Plus de 200 000 séquencements de génome humain ont déjà été réalisés dans le monde. Rien n’a été prévu pour faire des analyses et des comparaisons sur ces données alors qu’elles pourraient être si utiles.

Le projet génome humain est un programme lancé en 1988 dont la mission était d’établir le séquençage complet de l’ADN du génome humain. Son achèvement a été annoncé le 14 avril 2003. Il a donc fallu 15 ans pour mener à bien un tel projet qui aura coûté près de 4 milliards de dollars et mobiliser des milliers de chercheurs. Aujourd’hui, séquencer l’ADN c’est-à-dire dénombrer 3,2 milliards de paires de bases qui constituent le génome d’une seule personne s’effectue sur une machine sophistiquée mais dont l’utilisation est relativement simple.

Quant aux coûts, ils ont suivi une courbe plus rapide que celle correspondant à la loi de Moore. Le séquençage coûte aujourd’hui de l’ordre du millier d’euros et continue à baisser rapidement. Comme le rappelle le docteur Laurent Alexandre, Chirurgien-urologue et neurobiologiste, fondateur de Doctissimo, Président de DNAvision, « en dix ans, le coût du séquençage de l’ADN a été divisé par un million. Jamais aucune activité humaine, pas même l’industrie des circuits intégrés, n’a connu une évolution aussi foudroyante[1] ».

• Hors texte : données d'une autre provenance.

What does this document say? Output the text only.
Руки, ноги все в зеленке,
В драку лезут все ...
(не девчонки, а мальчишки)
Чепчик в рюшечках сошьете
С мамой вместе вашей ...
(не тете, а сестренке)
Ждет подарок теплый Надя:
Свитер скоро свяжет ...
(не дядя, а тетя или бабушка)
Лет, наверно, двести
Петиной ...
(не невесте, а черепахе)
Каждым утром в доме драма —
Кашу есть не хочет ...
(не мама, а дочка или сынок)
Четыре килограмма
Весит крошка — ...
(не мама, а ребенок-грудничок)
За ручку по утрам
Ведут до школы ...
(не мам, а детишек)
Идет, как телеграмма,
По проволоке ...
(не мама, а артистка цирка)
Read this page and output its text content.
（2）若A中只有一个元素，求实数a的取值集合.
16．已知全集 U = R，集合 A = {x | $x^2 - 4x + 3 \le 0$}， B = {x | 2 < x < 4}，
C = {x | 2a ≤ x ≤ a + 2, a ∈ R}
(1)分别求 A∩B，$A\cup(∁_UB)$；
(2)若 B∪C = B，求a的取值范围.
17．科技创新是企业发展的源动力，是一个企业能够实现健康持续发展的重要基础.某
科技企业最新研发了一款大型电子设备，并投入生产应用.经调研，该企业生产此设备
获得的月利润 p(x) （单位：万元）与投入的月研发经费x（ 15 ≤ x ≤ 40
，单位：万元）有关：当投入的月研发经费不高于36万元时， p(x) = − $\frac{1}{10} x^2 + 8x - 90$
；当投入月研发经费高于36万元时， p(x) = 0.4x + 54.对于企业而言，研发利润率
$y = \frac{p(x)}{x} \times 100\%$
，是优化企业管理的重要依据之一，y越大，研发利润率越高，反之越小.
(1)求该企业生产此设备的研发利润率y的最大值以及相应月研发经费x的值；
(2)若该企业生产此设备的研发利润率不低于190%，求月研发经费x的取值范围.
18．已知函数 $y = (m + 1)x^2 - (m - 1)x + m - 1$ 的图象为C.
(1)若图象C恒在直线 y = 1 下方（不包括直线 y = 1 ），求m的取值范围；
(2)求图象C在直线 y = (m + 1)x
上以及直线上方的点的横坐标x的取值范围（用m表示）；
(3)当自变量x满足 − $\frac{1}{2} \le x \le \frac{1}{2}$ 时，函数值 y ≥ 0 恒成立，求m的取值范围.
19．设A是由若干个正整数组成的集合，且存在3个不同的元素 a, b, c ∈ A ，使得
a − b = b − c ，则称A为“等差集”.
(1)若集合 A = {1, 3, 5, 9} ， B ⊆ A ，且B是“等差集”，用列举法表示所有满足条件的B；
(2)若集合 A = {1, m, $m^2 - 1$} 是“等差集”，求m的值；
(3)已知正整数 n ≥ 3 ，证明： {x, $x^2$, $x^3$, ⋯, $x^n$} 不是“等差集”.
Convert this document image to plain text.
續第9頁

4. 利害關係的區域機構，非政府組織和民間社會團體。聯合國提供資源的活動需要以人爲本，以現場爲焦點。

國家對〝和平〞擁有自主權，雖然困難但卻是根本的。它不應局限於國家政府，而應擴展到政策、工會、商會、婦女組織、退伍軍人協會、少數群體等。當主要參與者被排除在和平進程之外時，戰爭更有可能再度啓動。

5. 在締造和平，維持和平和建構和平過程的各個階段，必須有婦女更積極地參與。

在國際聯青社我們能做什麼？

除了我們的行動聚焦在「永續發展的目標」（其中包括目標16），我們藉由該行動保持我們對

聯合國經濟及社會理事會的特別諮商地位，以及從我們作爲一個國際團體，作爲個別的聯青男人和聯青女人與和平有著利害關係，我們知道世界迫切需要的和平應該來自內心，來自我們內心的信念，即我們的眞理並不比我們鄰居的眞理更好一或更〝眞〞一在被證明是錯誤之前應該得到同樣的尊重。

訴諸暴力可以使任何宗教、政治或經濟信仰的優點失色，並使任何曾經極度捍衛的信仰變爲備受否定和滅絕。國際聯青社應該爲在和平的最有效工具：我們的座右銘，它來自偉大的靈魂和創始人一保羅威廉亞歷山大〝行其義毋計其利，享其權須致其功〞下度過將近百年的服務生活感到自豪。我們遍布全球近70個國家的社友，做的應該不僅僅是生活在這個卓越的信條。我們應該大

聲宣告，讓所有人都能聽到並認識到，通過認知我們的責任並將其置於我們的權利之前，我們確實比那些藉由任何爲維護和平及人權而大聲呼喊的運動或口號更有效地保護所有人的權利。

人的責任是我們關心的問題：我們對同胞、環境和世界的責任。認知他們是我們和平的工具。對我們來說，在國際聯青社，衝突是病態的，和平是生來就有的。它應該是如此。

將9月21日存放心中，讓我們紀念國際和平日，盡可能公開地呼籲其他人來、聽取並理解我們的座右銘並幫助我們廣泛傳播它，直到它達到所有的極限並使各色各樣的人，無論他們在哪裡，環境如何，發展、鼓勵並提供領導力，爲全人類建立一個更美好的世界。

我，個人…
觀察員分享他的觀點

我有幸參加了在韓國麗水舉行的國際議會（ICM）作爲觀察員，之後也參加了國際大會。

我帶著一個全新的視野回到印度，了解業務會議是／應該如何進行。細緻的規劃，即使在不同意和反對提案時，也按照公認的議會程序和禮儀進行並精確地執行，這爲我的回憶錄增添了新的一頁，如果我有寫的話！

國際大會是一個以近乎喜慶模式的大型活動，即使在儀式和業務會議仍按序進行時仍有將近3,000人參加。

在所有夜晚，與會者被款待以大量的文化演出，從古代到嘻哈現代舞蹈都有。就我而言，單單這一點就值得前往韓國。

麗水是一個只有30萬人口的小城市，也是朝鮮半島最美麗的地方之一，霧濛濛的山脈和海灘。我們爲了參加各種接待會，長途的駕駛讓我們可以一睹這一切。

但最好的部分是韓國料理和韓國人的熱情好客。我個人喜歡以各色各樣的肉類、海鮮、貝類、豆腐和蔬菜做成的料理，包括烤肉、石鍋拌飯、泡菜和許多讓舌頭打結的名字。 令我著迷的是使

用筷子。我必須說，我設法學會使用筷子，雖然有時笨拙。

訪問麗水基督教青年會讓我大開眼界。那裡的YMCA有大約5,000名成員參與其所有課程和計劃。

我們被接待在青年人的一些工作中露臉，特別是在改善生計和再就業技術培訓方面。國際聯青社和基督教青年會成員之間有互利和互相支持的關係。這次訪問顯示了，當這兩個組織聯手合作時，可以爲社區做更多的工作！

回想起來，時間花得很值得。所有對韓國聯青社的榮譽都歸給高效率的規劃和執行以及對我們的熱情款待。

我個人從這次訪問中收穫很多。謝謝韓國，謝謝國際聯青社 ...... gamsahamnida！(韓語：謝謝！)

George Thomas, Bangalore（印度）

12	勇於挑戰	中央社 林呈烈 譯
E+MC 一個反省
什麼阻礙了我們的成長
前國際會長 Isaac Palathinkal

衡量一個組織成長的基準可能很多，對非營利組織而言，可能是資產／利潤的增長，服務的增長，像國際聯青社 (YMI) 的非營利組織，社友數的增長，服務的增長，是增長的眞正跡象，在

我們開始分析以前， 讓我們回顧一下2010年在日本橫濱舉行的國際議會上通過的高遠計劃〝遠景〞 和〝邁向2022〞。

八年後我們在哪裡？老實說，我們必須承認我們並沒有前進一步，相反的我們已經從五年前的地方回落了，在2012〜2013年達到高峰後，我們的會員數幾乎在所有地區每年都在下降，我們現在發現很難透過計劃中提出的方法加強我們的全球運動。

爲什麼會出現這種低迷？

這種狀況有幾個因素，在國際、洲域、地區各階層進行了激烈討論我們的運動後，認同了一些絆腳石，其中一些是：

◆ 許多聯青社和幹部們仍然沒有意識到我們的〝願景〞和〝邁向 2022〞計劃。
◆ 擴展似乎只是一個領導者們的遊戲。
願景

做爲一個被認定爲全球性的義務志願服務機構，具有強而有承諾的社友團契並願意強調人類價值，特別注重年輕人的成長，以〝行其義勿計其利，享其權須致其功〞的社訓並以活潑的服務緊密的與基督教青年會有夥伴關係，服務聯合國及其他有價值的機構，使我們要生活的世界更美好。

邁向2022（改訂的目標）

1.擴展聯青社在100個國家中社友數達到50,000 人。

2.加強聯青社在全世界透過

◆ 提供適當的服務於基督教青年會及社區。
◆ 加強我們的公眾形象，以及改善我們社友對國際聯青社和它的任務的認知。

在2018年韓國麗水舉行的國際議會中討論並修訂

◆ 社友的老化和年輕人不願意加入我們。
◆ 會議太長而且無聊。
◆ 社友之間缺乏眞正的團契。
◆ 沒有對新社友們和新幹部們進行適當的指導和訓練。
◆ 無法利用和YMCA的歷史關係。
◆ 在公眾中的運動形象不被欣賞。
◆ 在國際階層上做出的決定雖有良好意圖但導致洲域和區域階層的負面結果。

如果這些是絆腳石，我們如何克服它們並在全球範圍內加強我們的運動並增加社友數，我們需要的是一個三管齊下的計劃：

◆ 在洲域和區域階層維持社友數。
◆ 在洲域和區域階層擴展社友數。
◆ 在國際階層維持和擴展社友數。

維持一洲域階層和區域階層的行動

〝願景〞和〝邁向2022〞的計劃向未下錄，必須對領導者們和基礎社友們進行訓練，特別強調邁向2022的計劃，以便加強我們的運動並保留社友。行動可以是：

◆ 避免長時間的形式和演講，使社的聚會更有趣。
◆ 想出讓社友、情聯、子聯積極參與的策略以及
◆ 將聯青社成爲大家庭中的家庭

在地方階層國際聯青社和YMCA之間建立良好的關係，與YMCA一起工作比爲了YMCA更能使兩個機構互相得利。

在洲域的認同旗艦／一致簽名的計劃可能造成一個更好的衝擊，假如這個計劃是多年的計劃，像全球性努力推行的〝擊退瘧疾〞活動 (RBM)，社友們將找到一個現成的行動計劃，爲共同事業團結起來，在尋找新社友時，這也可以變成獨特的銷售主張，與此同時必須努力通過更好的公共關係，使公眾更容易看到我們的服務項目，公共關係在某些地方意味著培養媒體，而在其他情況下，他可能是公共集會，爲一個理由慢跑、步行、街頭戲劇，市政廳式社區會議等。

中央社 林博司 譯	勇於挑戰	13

Des estimations sur les possibilités du parc de machines actuelles conduiraient à la production de 85 po de données en 2015. A titre de comparaison, toutes les copies maîtresses des films et vidéos que détient Netflix correspond à moins de 3 Po de données[2].

Etant donné l’augmentation des performances des équipements, ce sont, à terme, des millions de génomes humains qui vont être répertoriés. Le problème principal est que rien n’a été prévu pour faciliter l’échange et la comparaison qui permettrait de mieux comprendre les maladies et de trouver d’éventuels traitements. Cette limitation ne s’expliquerait pas seulement pour des raisons techniques mais plutôt parce les scientifiques seraient assez réticents à partager leurs informations, en particulier pour des raisons liés à la protection des données personnelles.

Pour apporter une réponse à cette contrainte, la Global Alliance for Genomics and Health (connue aussi sous l’appellation GA4GH) est une association à but non lucratif regroupant 256 membres a été constituée en 2013 pour élaborer les protocoles, les API et les formats de fichiers facilitant l’analyse des données ADN existantes dans les différents serveurs. La Global Alliance se présente comme le W3C[3] qui s’assure de la compatibilité des technologies du Web.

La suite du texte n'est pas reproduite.